Qualcomm financials under the gun if Apple postpones iPhone modem royalties
Apple chip supplier Qualcomm could take a major financial hit if the former decides to withhold royalties until its $1 billion lawsuit is finished, an analyst noted on Monday.
Assuming Apple is paying a standard royalty rate on the iPhone modem, Qualcomm's earnings per share for this year could fall 32.5 percent, J.P. Morgan's Rod Hall said in a memo obtained by AppleInsider. Apple would benefit in the short term, potentially improving its gross margins by 2 percentage points.
A Qualcomm loss could have further ramifications as well. Should it lose, the company's entire licensing model is in jeopardy, and the ruling may set off a chain reaction of lawsuits and re-negotiations with other companies using Qualcomm patents and chips in products.
Apple launched its lawsuit on Friday, leveling several complaints but foremost accusing Qualcomm of withholding rebates in retaliation for Apple cooperating with South Korean antitrust regulators. The Korean Fair Trade Commission recently leveled an $853 million fine against Qualcomm for its licensing practices, including forcing clients to accept licensing deals alongside chip orders.
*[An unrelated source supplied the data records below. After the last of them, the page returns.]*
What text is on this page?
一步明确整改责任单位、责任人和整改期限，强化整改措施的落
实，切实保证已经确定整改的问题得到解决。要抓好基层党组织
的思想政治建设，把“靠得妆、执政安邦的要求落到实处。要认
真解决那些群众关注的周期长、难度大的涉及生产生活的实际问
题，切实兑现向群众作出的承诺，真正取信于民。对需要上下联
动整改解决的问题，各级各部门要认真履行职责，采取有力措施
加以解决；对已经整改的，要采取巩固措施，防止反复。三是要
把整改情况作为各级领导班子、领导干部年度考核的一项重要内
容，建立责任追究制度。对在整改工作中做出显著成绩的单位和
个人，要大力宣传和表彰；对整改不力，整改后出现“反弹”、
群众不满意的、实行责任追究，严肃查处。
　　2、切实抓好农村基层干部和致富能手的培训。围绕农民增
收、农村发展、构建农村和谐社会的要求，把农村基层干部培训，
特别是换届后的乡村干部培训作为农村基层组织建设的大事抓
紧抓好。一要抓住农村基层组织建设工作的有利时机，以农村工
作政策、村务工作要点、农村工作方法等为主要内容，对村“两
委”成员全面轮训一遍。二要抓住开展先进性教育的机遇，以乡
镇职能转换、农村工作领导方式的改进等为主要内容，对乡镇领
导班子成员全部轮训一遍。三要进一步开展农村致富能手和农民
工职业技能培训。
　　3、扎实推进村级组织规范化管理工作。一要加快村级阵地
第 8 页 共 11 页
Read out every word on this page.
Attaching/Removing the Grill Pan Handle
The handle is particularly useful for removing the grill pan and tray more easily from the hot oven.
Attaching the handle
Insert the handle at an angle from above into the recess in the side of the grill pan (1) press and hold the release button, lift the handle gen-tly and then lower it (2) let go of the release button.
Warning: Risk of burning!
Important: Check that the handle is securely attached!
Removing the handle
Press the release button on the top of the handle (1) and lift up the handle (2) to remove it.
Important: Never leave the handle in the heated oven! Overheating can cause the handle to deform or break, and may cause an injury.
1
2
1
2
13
Indeed Apple and the U.S. Federal Trade Commission have both accused Qualcomm of making lower royalty payments for Apple contingent on using Qualcomm as an exclusive chip supplier between 2011 and 2016.
Apple has further suggested that Qualcomm is charging "extortion-level" rates for standards-essential patents. In a public statement, Apple claimed that it's been paying Qualcomm "at least five times more in payments than all the other cellular patent licensors we have agreements with combined."
In a counter-offensive, Qualcomm called Apple's allegations "baseless," and moreover accused the iPhone maker of fostering "regulatory attacks" by "misrepresenting facts and withholding information" in its dealings with trade commissions.
The iPhone 7 is Apple's first model to use wireless modems from two suppliers, Qualcomm and Intel. The latter's chip, though, can only handle GSM-based networks, which could make it difficult or impossible to ditch Qualcomm entirely in the near future.